足をぶらぶらと揺らしてから、わざとらしく笑って。

『そういう意味じゃ、学生の立場で紛れ込んでる大人なんて、みっともないったらありゃしない』
『あーあ!あーあ!可哀想なクック船長!』
『”僕はまだこれからだ”って叫んだって、ピーターパンが迎えに来た時のままじゃあ、いられない!』

顔を伏せる。くつくつと喉を鳴らす。

『変わることなんて、できやしない。持ってるもので、生きてくだけだ』
『努力と成長と達成?違う違う。地力を持ってた、それだけだ!』

一通り笑った後。静かに、溜息。そして。

『ひ、ひひひひ、ひ。わかるだろ?この島は、融和、融け合うための島だ』
『だから、子供だった、なんて関係ない。この島じゃ、その子供が全部持ってて、そもそも』

『変われないものは、不要なのさ』

ヘルベチカ > 「いい加減にしろ、兵トレイジャン」

ぐにゃりと白髪の己が歪んだ。
黒く溶けて。
”その女”の影へと戻る。
ひっつめ髪の、切れ長の目をした女。
ただ、失礼、と。
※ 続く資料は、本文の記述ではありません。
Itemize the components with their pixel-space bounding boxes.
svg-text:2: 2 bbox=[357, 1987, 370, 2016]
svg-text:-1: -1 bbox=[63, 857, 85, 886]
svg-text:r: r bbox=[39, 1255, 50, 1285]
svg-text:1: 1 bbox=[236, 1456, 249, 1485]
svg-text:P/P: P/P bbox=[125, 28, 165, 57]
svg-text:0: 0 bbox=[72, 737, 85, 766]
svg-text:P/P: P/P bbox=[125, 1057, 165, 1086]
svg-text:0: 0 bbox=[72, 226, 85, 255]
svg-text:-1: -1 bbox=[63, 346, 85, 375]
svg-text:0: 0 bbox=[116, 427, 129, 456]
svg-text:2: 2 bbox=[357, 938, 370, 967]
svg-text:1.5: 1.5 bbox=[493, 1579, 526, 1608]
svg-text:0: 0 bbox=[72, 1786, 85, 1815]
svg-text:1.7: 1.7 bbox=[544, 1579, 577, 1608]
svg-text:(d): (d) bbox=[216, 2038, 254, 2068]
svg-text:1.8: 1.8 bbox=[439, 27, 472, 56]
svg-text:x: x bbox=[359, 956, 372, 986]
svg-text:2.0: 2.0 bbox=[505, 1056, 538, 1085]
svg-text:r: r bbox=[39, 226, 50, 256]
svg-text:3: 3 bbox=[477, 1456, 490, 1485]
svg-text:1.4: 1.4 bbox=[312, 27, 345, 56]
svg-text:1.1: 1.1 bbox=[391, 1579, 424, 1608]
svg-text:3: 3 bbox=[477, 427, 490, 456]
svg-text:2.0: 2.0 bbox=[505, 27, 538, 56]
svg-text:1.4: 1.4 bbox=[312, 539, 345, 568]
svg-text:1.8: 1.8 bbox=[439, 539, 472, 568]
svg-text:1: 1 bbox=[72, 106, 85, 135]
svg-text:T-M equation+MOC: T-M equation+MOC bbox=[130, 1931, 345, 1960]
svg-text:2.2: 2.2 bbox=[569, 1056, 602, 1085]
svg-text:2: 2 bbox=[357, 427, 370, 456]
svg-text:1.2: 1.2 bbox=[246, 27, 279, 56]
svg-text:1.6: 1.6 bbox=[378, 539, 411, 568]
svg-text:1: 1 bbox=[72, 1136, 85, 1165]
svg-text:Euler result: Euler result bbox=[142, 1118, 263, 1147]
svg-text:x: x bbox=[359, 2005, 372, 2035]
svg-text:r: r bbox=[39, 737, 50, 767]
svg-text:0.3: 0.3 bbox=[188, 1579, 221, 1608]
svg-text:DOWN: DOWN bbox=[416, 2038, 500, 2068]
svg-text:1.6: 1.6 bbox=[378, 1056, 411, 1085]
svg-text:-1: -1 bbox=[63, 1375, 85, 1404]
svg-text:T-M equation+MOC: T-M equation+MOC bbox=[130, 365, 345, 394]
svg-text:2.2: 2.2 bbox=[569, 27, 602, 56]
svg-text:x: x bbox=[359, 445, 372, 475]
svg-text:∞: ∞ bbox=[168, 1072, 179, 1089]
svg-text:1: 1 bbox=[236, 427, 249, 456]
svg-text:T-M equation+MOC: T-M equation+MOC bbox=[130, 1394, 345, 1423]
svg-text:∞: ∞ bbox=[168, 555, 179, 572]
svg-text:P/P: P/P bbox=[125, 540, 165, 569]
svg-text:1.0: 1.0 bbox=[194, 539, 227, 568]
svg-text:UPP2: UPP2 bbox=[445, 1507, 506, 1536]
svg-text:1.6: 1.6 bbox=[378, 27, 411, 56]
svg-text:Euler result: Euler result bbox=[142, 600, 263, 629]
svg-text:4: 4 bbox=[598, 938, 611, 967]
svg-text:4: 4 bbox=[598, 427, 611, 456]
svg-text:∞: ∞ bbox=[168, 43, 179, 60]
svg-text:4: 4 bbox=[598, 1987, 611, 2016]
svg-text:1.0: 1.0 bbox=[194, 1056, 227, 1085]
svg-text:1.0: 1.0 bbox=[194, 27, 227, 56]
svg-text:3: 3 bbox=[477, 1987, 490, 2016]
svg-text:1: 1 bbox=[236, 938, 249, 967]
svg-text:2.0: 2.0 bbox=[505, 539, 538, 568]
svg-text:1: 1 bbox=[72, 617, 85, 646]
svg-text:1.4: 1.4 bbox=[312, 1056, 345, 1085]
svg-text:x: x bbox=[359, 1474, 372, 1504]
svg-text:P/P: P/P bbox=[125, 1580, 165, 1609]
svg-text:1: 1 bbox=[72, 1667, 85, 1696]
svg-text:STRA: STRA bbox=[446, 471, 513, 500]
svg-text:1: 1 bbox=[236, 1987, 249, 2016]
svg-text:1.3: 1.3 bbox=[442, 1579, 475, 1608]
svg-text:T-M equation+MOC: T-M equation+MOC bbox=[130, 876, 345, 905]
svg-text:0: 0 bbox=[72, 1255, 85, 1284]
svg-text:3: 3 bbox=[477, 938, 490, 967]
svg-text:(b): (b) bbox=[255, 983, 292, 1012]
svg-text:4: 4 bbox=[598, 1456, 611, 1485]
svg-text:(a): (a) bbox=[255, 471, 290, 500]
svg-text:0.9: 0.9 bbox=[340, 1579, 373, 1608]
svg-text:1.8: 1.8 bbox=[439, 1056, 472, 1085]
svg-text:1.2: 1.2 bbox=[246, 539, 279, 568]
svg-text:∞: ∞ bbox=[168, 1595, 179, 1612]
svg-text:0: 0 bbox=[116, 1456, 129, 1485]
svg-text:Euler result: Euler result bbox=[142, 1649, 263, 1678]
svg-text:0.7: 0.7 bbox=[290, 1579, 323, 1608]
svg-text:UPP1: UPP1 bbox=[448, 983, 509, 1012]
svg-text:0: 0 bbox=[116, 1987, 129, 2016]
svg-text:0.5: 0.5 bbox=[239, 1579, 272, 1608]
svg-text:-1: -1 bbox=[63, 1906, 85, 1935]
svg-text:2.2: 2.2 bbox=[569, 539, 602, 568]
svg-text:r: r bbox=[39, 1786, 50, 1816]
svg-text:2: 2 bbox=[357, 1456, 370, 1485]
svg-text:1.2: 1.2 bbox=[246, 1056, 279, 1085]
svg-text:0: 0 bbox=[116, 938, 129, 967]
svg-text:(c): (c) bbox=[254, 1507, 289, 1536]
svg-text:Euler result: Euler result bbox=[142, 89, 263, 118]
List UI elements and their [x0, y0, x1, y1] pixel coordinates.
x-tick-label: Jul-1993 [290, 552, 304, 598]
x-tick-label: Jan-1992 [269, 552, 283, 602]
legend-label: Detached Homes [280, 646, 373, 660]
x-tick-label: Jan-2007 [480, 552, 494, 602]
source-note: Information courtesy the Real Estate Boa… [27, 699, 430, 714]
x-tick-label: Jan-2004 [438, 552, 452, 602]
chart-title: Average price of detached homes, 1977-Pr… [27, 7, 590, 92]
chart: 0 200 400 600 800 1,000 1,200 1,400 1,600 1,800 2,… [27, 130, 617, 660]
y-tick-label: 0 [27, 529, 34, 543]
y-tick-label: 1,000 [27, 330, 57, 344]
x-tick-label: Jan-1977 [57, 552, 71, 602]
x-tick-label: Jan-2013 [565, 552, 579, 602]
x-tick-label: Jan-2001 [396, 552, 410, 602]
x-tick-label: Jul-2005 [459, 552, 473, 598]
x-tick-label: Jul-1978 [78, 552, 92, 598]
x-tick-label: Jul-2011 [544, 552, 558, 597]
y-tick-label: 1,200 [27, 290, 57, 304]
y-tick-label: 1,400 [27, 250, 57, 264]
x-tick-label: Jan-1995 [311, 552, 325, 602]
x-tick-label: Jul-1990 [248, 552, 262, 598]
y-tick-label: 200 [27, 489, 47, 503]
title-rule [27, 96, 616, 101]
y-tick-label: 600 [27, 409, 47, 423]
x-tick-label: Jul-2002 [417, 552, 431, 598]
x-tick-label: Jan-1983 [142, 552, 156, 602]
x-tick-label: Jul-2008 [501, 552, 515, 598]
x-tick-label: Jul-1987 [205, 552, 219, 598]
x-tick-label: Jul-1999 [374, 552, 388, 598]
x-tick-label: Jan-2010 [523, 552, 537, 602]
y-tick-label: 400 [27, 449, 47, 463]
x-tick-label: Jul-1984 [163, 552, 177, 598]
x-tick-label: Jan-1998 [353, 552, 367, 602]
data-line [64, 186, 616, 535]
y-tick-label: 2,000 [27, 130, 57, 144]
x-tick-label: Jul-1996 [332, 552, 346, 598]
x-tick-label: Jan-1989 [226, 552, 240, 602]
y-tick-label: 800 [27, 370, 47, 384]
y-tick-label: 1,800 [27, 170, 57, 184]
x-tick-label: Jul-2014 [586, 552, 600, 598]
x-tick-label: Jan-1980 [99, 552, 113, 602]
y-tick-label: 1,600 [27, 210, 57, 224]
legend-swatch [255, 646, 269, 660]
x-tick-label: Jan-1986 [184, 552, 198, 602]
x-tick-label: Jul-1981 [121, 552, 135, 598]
冷たい声で言った。

ヘルベチカ > 『君の兵は我儘で、つい溢れてしまった。許してほしい』
細く、落ち着いた。感情の薄い声。
その薄い感情には、謝罪の色は感じられない。
「なら、その机の上、アレが散らかした書類。片付けといてくれ」
猫耳の少年の指さした先。
必要であると選別され、整えられていた書類が散らばって。
どこからか、己と同じ声の、意地の悪い笑い声が聞こえてきた気がした。
『いいだろう。君はどこへ?』
「閉館前の巡回をする。利用者はいなかったと思うけど、閉館時には、規定されてる」
言えば、女に背を向けて。
猫耳の少年はカウンターの内側を出て、書架の間へと歩き出した。

ヘルベチカ > 己の両側を過ぎてゆく、背の高い書架。
やはり人影はない。
古い本の匂いと、背表紙の文字だけが少年を見下ろしている。
残った利用者がいないかどうか。
書架の間、往復し、合間を縫って。
学習机の上の忘れものの有無も、ついでにチェックする。

ヘルベチカ > 特に、何も。
その言葉の通りに、通常だけが図書館の中にあった。
閉館の時間。館内スピーカーから流れる音楽。
聞く者がいるかいないか、ではなくて。
そういうことに、なっているから。流れる曲。
カウンターへ戻れば、整えられた書類だけを残して、
トレイジャンと呼ばれた女の姿は消えていた。

ヘルベチカ > そうして、図書館は今日も閉館する。
ご案内:「図書館」からヘルベチカさんが去りました。